Várias empresas farmacêuticas também estão investindo em vacinas de mRNA como tratamento para o câncer. “As células cancerosas costumam ter certos marcadores em sua superfície que o resto das células no corpo não têm”, explica Blakney.
“Você pode treinar o sistema imunológico para reconhecer e matar essas células, assim como você pode treinar seu sistema imunológico para reconhecer e matar um vírus. É a mesma ideia, basta descobrir quais proteínas estão na superfície das células tumorais e usá-las como uma vacina.”
A ideia de terapias de mRNA individualizadas para câncer tem sido tentadora há anos, na qual propõe-se que vacinas personalizadas sejam entregues a cada paciente. “Um tumor é removido, sequenciado, você observa o que está na superfície e, então, uma vacina é feita especificamente para você”, exemplifica a pesquisadora.
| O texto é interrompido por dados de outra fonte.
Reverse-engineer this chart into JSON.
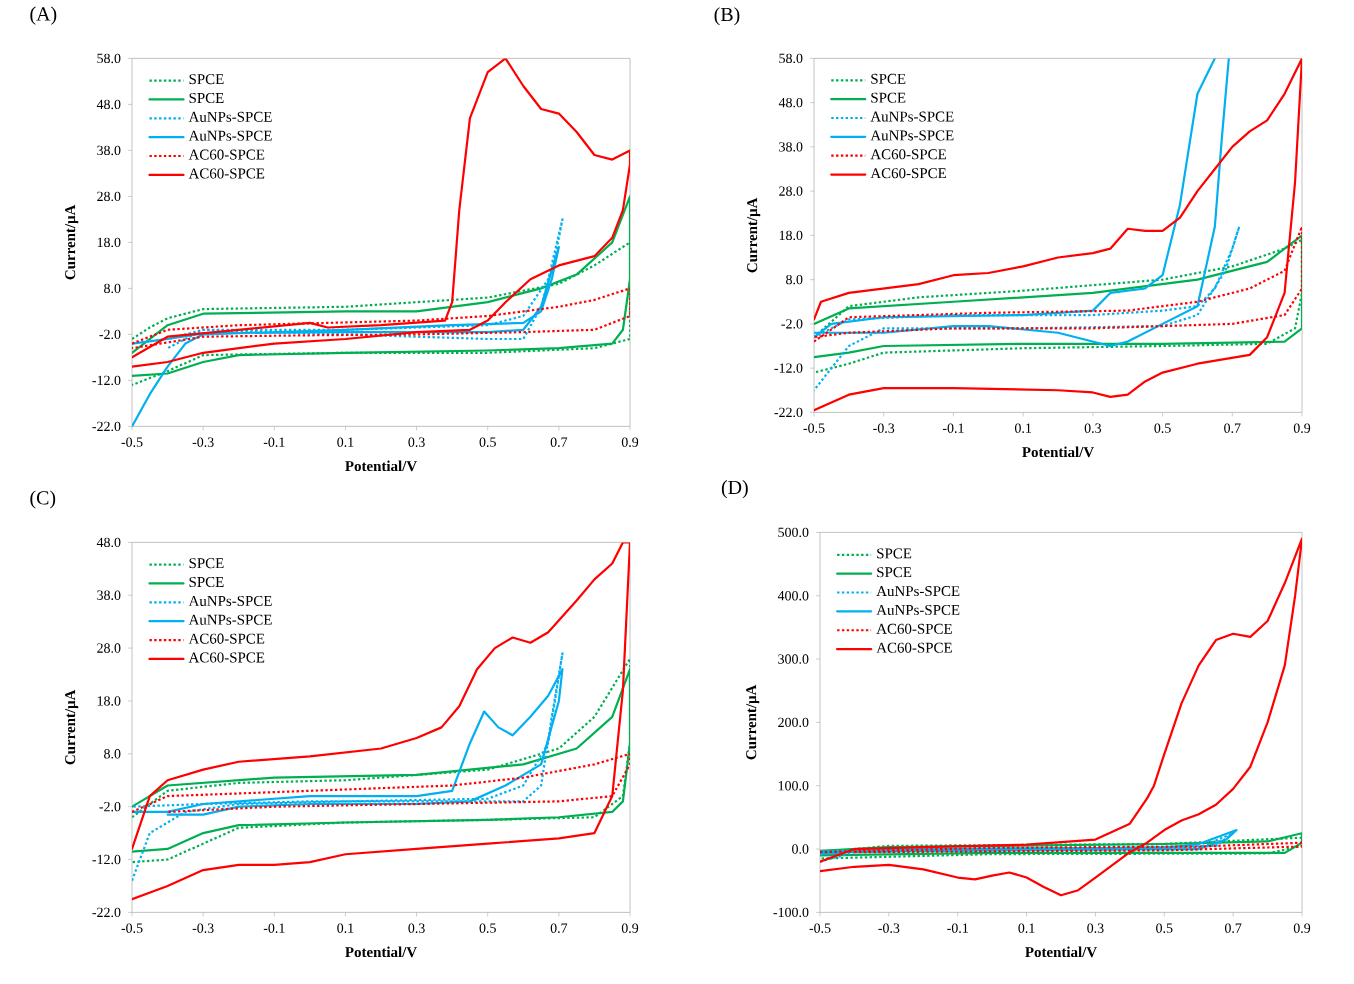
{
  "chart_data": [
    {
      "type": "line",
      "title": "(A)",
      "xlabel": "Potential/V",
      "ylabel": "Current/μA",
      "legend": "top left",
      "xlim": [
        -0.5,
        0.9
      ],
      "xticks": [
        -0.5,
        -0.3,
        -0.1,
        0.1,
        0.3,
        0.5,
        0.7,
        0.9
      ],
      "ylim": [
        -22,
        58
      ],
      "yticks": [
        {
          "value": -22,
          "label": "-22.0"
        },
        {
          "value": -12,
          "label": "-12.0"
        },
        {
          "value": -2,
          "label": "-2.0"
        },
        {
          "value": 8,
          "label": "8.0"
        },
        {
          "value": 18,
          "label": "18.0"
        },
        {
          "value": 28,
          "label": "28.0"
        },
        {
          "value": 38,
          "label": "38.0"
        },
        {
          "value": 48,
          "label": "48.0"
        },
        {
          "value": 58,
          "label": "58.0"
        }
      ],
      "series": [
        {
          "name": "SPCE",
          "color": "#00b050",
          "line_style": "dotted",
          "x": [
            -0.5,
            -0.45,
            -0.4,
            -0.3,
            0.1,
            0.5,
            0.7,
            0.8,
            0.9,
            0.9,
            0.8,
            0.5,
            0.1,
            -0.3,
            -0.4,
            -0.5
          ],
          "values": [
            -3,
            -0.5,
            1.5,
            3.5,
            4,
            6,
            9,
            13,
            18,
            -3,
            -5,
            -6,
            -6,
            -6.5,
            -10,
            -13
          ]
        },
        {
          "name": "SPCE",
          "color": "#00b050",
          "line_style": "solid",
          "x": [
            -0.5,
            -0.4,
            -0.3,
            0.1,
            0.3,
            0.5,
            0.65,
            0.75,
            0.85,
            0.9,
            0.9,
            0.88,
            0.85,
            0.7,
            0.5,
            0.1,
            -0.2,
            -0.3,
            -0.4,
            -0.5
          ],
          "values": [
            -6,
            0,
            2.5,
            3,
            3,
            5,
            8,
            11,
            18,
            28,
            10,
            -1,
            -4,
            -5,
            -5.5,
            -6,
            -6.5,
            -8,
            -10.5,
            -11
          ]
        },
        {
          "name": "AuNPs-SPCE",
          "color": "#00b0f0",
          "line_style": "dotted",
          "x": [
            -0.5,
            -0.4,
            -0.3,
            0.1,
            0.5,
            0.6,
            0.67,
            0.71,
            0.69,
            0.65,
            0.6,
            0.5,
            0.1,
            -0.3,
            -0.4
          ],
          "values": [
            -4,
            -3,
            -1,
            -1,
            0,
            2,
            10,
            23,
            15,
            4,
            -3,
            -3,
            -2,
            -1,
            -5
          ]
        },
        {
          "name": "AuNPs-SPCE",
          "color": "#00b0f0",
          "line_style": "solid",
          "x": [
            -0.5,
            -0.45,
            -0.4,
            -0.35,
            -0.3,
            0.1,
            0.4,
            0.6,
            0.65,
            0.68,
            0.7,
            0.68,
            0.65,
            0.6,
            0.5,
            0.1,
            -0.3,
            -0.4,
            -0.5
          ],
          "values": [
            -22,
            -15,
            -9,
            -4,
            -2,
            -1,
            0,
            0.5,
            3,
            10,
            17,
            12,
            4,
            -1,
            -1.5,
            -1.5,
            -1.8,
            -3,
            -4
          ]
        },
        {
          "name": "AC60-SPCE",
          "color": "#ff0000",
          "line_style": "dotted",
          "x": [
            -0.5,
            -0.4,
            -0.2,
            0.3,
            0.5,
            0.7,
            0.8,
            0.9,
            0.9,
            0.8,
            0.6,
            0.3,
            0,
            -0.3,
            -0.5
          ],
          "values": [
            -4,
            -1,
            0,
            1,
            2,
            4,
            5.5,
            8,
            2,
            -1,
            -1.5,
            -2,
            -2.2,
            -2.5,
            -5
          ]
        },
        {
          "name": "AC60-SPCE",
          "color": "#ff0000",
          "line_style": "solid",
          "x": [
            -0.5,
            -0.4,
            -0.2,
            0,
            0.05,
            0.2,
            0.38,
            0.4,
            0.42,
            0.45,
            0.5,
            0.55,
            0.6,
            0.65,
            0.7,
            0.75,
            0.8,
            0.85,
            0.9,
            0.9,
            0.88,
            0.85,
            0.8,
            0.7,
            0.62,
            0.55,
            0.5,
            0.45,
            0.3,
            0.1,
            -0.1,
            -0.3,
            -0.4,
            -0.5
          ],
          "values": [
            -7,
            -2.5,
            -1,
            0.5,
            -0.5,
            0,
            1,
            5,
            25,
            45,
            55,
            58,
            52,
            47,
            46,
            42,
            37,
            36,
            38,
            35,
            25,
            19,
            15,
            13,
            10,
            5,
            1,
            -1,
            -1.5,
            -3,
            -4,
            -6,
            -8,
            -9
          ]
        }
      ]
    },
    {
      "type": "line",
      "title": "(B)",
      "xlabel": "Potential/V",
      "ylabel": "Current/μA",
      "legend": "top left",
      "xlim": [
        -0.5,
        0.9
      ],
      "xticks": [
        -0.5,
        -0.3,
        -0.1,
        0.1,
        0.3,
        0.5,
        0.7,
        0.9
      ],
      "ylim": [
        -22,
        58
      ],
      "yticks": [
        {
          "value": -22,
          "label": "-22.0"
        },
        {
          "value": -12,
          "label": "-12.0"
        },
        {
          "value": -2,
          "label": "-2.0"
        },
        {
          "value": 8,
          "label": "8.0"
        },
        {
          "value": 18,
          "label": "18.0"
        },
        {
          "value": 28,
          "label": "28.0"
        },
        {
          "value": 38,
          "label": "38.0"
        },
        {
          "value": 48,
          "label": "48.0"
        },
        {
          "value": 58,
          "label": "58.0"
        }
      ],
      "series": [
        {
          "name": "SPCE",
          "color": "#00b050",
          "line_style": "dotted",
          "x": [
            -0.5,
            -0.4,
            -0.2,
            0.1,
            0.5,
            0.7,
            0.85,
            0.9,
            0.9,
            0.88,
            0.8,
            0.5,
            0.1,
            -0.3,
            -0.4,
            -0.5
          ],
          "values": [
            -5,
            2,
            4,
            5.5,
            8,
            11,
            15,
            17,
            5,
            -3,
            -6.5,
            -7,
            -7.5,
            -8.5,
            -11,
            -13
          ]
        },
        {
          "name": "SPCE",
          "color": "#00b050",
          "line_style": "solid",
          "x": [
            -0.5,
            -0.4,
            -0.1,
            0.3,
            0.6,
            0.8,
            0.9,
            0.9,
            0.85,
            0.5,
            0.1,
            -0.3,
            -0.4,
            -0.5
          ],
          "values": [
            -2,
            1.5,
            3,
            5,
            8,
            12,
            18,
            -3,
            -6,
            -6.5,
            -6.5,
            -7,
            -8.5,
            -9.5
          ]
        },
        {
          "name": "AuNPs-SPCE",
          "color": "#00b0f0",
          "line_style": "dotted",
          "x": [
            -0.5,
            -0.4,
            -0.1,
            0.3,
            0.5,
            0.6,
            0.65,
            0.7,
            0.72,
            0.68,
            0.6,
            0.5,
            0.1,
            -0.3,
            -0.4,
            -0.5
          ],
          "values": [
            -5,
            -1,
            0,
            0,
            1,
            2,
            6,
            15,
            20,
            10,
            0,
            -2.5,
            -3,
            -3,
            -7,
            -17
          ]
        },
        {
          "name": "AuNPs-SPCE",
          "color": "#00b0f0",
          "line_style": "solid",
          "x": [
            -0.5,
            -0.45,
            -0.3,
            0.1,
            0.3,
            0.35,
            0.45,
            0.5,
            0.55,
            0.6,
            0.65,
            0.67,
            0.69,
            0.67,
            0.65,
            0.6,
            0.5,
            0.4,
            0.35,
            0.2,
            0,
            -0.1,
            -0.3,
            -0.5
          ],
          "values": [
            -5,
            -2,
            -0.5,
            0,
            1,
            5,
            6,
            9,
            25,
            50,
            58,
            null,
            58,
            40,
            20,
            2,
            -2,
            -6,
            -7,
            -4,
            -2.5,
            -2.5,
            -4,
            -4
          ]
        },
        {
          "name": "AC60-SPCE",
          "color": "#ff0000",
          "line_style": "dotted",
          "x": [
            -0.5,
            -0.4,
            0,
            0.4,
            0.6,
            0.75,
            0.85,
            0.9,
            0.9,
            0.85,
            0.7,
            0.3,
            -0.1,
            -0.4,
            -0.5
          ],
          "values": [
            -6,
            -0.5,
            0.5,
            1,
            3,
            6,
            10,
            20,
            6,
            0,
            -2,
            -3,
            -3,
            -4,
            -5
          ]
        },
        {
          "name": "AC60-SPCE",
          "color": "#ff0000",
          "line_style": "solid",
          "x": [
            -0.5,
            -0.48,
            -0.4,
            -0.2,
            -0.1,
            0,
            0.1,
            0.2,
            0.3,
            0.35,
            0.4,
            0.45,
            0.5,
            0.55,
            0.6,
            0.65,
            0.7,
            0.75,
            0.8,
            0.85,
            0.9,
            0.88,
            0.85,
            0.8,
            0.75,
            0.6,
            0.5,
            0.45,
            0.4,
            0.35,
            0.3,
            0.2,
            -0.1,
            -0.3,
            -0.4,
            -0.5
          ],
          "values": [
            -1,
            3,
            5,
            7,
            9,
            9.5,
            11,
            13,
            14,
            15,
            19.5,
            19,
            19,
            22,
            28,
            33,
            38,
            41.5,
            44,
            50,
            58,
            30,
            5,
            -5,
            -9,
            -11,
            -13,
            -15,
            -18,
            -18.5,
            -17.5,
            -17,
            -16.5,
            -16.5,
            -18,
            -21.5
          ]
        }
      ]
    },
    {
      "type": "line",
      "title": "(C)",
      "xlabel": "Potential/V",
      "ylabel": "Current/μA",
      "legend": "top left",
      "xlim": [
        -0.5,
        0.9
      ],
      "xticks": [
        -0.5,
        -0.3,
        -0.1,
        0.1,
        0.3,
        0.5,
        0.7,
        0.9
      ],
      "ylim": [
        -22,
        48
      ],
      "yticks": [
        {
          "value": -22,
          "label": "-22.0"
        },
        {
          "value": -12,
          "label": "-12.0"
        },
        {
          "value": -2,
          "label": "-2.0"
        },
        {
          "value": 8,
          "label": "8.0"
        },
        {
          "value": 18,
          "label": "18.0"
        },
        {
          "value": 28,
          "label": "28.0"
        },
        {
          "value": 38,
          "label": "38.0"
        },
        {
          "value": 48,
          "label": "48.0"
        }
      ],
      "series": [
        {
          "name": "SPCE",
          "color": "#00b050",
          "line_style": "dotted",
          "x": [
            -0.5,
            -0.4,
            -0.2,
            0.1,
            0.5,
            0.7,
            0.8,
            0.9,
            0.9,
            0.88,
            0.8,
            0.5,
            0.1,
            -0.2,
            -0.3,
            -0.4,
            -0.5
          ],
          "values": [
            -4,
            1,
            2.5,
            3,
            5,
            9,
            15,
            26,
            10,
            0,
            -4,
            -4.5,
            -5,
            -6,
            -9,
            -12,
            -12.5
          ]
        },
        {
          "name": "SPCE",
          "color": "#00b050",
          "line_style": "solid",
          "x": [
            -0.5,
            -0.4,
            -0.1,
            0.3,
            0.6,
            0.75,
            0.85,
            0.9,
            0.9,
            0.88,
            0.85,
            0.7,
            0.5,
            0.1,
            -0.2,
            -0.3,
            -0.4,
            -0.5
          ],
          "values": [
            -2,
            2,
            3.5,
            4,
            6,
            9,
            15,
            24,
            10,
            -1,
            -3,
            -4,
            -4.5,
            -5,
            -5.5,
            -7,
            -10,
            -10.5
          ]
        },
        {
          "name": "AuNPs-SPCE",
          "color": "#00b0f0",
          "line_style": "dotted",
          "x": [
            -0.5,
            -0.45,
            -0.35,
            -0.2,
            0.1,
            0.5,
            0.6,
            0.67,
            0.71,
            0.68,
            0.65,
            0.6,
            0.3,
            0,
            -0.3,
            -0.5
          ],
          "values": [
            -16,
            -7,
            -3,
            -1.5,
            -1,
            -0.5,
            2,
            10,
            27,
            15,
            2,
            -1,
            -1,
            -1,
            -1.5,
            -2
          ]
        },
        {
          "name": "AuNPs-SPCE",
          "color": "#00b0f0",
          "line_style": "solid",
          "x": [
            -0.5,
            -0.4,
            -0.3,
            0,
            0.3,
            0.4,
            0.45,
            0.49,
            0.53,
            0.57,
            0.62,
            0.67,
            0.71,
            0.7,
            0.65,
            0.55,
            0.45,
            0.3,
            0,
            -0.2,
            -0.3,
            -0.4
          ],
          "values": [
            -3,
            -3,
            -1.5,
            0,
            0,
            1,
            10,
            16,
            13,
            11.5,
            15,
            19,
            24,
            18,
            6,
            2,
            -1,
            -1.5,
            -1.5,
            -2,
            -3.5,
            -3.5
          ]
        },
        {
          "name": "AC60-SPCE",
          "color": "#ff0000",
          "line_style": "dotted",
          "x": [
            -0.5,
            -0.4,
            0,
            0.4,
            0.6,
            0.8,
            0.9,
            0.9,
            0.85,
            0.7,
            0.3,
            -0.1,
            -0.4
          ],
          "values": [
            -3,
            0,
            1,
            2,
            3.5,
            6,
            8,
            6,
            0,
            -1,
            -1.5,
            -2,
            -3
          ]
        },
        {
          "name": "AC60-SPCE",
          "color": "#ff0000",
          "line_style": "solid",
          "x": [
            -0.5,
            -0.45,
            -0.4,
            -0.3,
            -0.2,
            0,
            0.2,
            0.3,
            0.37,
            0.42,
            0.47,
            0.52,
            0.57,
            0.62,
            0.67,
            0.75,
            0.8,
            0.85,
            0.88,
            0.9,
            0.88,
            0.85,
            0.8,
            0.7,
            0.5,
            0.3,
            0.1,
            0,
            -0.1,
            -0.2,
            -0.3,
            -0.4,
            -0.5
          ],
          "values": [
            -10,
            0,
            3,
            5,
            6.5,
            7.5,
            9,
            11,
            13,
            17,
            24,
            28,
            30,
            29,
            31,
            37,
            41,
            44,
            48,
            48,
            20,
            0,
            -7,
            -8,
            -9,
            -10,
            -11,
            -12.5,
            -13,
            -13,
            -14,
            -17,
            -19.5
          ]
        }
      ]
    },
    {
      "type": "line",
      "title": "(D)",
      "xlabel": "Potential/V",
      "ylabel": "Current/μA",
      "legend": "top left",
      "xlim": [
        -0.5,
        0.9
      ],
      "xticks": [
        -0.5,
        -0.3,
        -0.1,
        0.1,
        0.3,
        0.5,
        0.7,
        0.9
      ],
      "ylim": [
        -100,
        500
      ],
      "yticks": [
        {
          "value": -100,
          "label": "-100.0"
        },
        {
          "value": 0,
          "label": "0.0"
        },
        {
          "value": 100,
          "label": "100.0"
        },
        {
          "value": 200,
          "label": "200.0"
        },
        {
          "value": 300,
          "label": "300.0"
        },
        {
          "value": 400,
          "label": "400.0"
        },
        {
          "value": 500,
          "label": "500.0"
        }
      ],
      "series": [
        {
          "name": "SPCE",
          "color": "#00b050",
          "line_style": "dotted",
          "x": [
            -0.5,
            -0.3,
            0.5,
            0.9,
            0.9,
            0.8,
            0,
            -0.5
          ],
          "values": [
            -5,
            5,
            8,
            18,
            5,
            -7,
            -8,
            -15
          ]
        },
        {
          "name": "SPCE",
          "color": "#00b050",
          "line_style": "solid",
          "x": [
            -0.5,
            -0.3,
            0.5,
            0.8,
            0.9,
            0.9,
            0.85,
            0,
            -0.5
          ],
          "values": [
            -3,
            3,
            8,
            12,
            25,
            10,
            -6,
            -6,
            -10
          ]
        },
        {
          "name": "AuNPs-SPCE",
          "color": "#00b0f0",
          "line_style": "dotted",
          "x": [
            -0.5,
            -0.4,
            0,
            0.6,
            0.7,
            0.65,
            0,
            -0.5
          ],
          "values": [
            -20,
            -5,
            0,
            2,
            25,
            5,
            -2,
            -3
          ]
        },
        {
          "name": "AuNPs-SPCE",
          "color": "#00b0f0",
          "line_style": "solid",
          "x": [
            -0.5,
            -0.3,
            0.5,
            0.6,
            0.71,
            0.68,
            0.6,
            0,
            -0.5
          ],
          "values": [
            -8,
            0,
            2,
            8,
            30,
            15,
            0,
            -2,
            -5
          ]
        },
        {
          "name": "AC60-SPCE",
          "color": "#ff0000",
          "line_style": "dotted",
          "x": [
            -0.5,
            0,
            0.6,
            0.9,
            0.9,
            0.5,
            -0.4
          ],
          "values": [
            -5,
            2,
            4,
            10,
            4,
            -2,
            -5
          ]
        },
        {
          "name": "AC60-SPCE",
          "color": "#ff0000",
          "line_style": "solid",
          "x": [
            -0.5,
            -0.4,
            -0.2,
            0.1,
            0.3,
            0.4,
            0.45,
            0.47,
            0.5,
            0.55,
            0.6,
            0.65,
            0.7,
            0.75,
            0.8,
            0.85,
            0.9,
            0.88,
            0.85,
            0.8,
            0.75,
            0.7,
            0.65,
            0.6,
            0.55,
            0.5,
            0.45,
            0.4,
            0.35,
            0.3,
            0.25,
            0.2,
            0.15,
            0.1,
            0.05,
            0,
            -0.05,
            -0.1,
            -0.2,
            -0.3,
            -0.4,
            -0.5
          ],
          "values": [
            -20,
            0,
            3,
            7,
            15,
            40,
            80,
            100,
            150,
            230,
            290,
            330,
            340,
            335,
            360,
            420,
            490,
            400,
            290,
            200,
            130,
            95,
            70,
            55,
            45,
            30,
            10,
            -5,
            -25,
            -45,
            -65,
            -73,
            -60,
            -45,
            -37,
            -42,
            -48,
            -45,
            -32,
            -25,
            -28,
            -35
          ]
        }
      ]
    }
  ]
}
Embora não haja ainda ensaios clínicos testando isso, há quem veja também na tecnologia do mRNA a possibilidade de driblar a resistência aos antibióticos.
“Potencialmente, você poderia imaginar a produção de uma vacina contra um antígeno bacteriano como o C. difficile ou contra alguns (patógenos) que são realmente difíceis de tratar”, diz Blakney.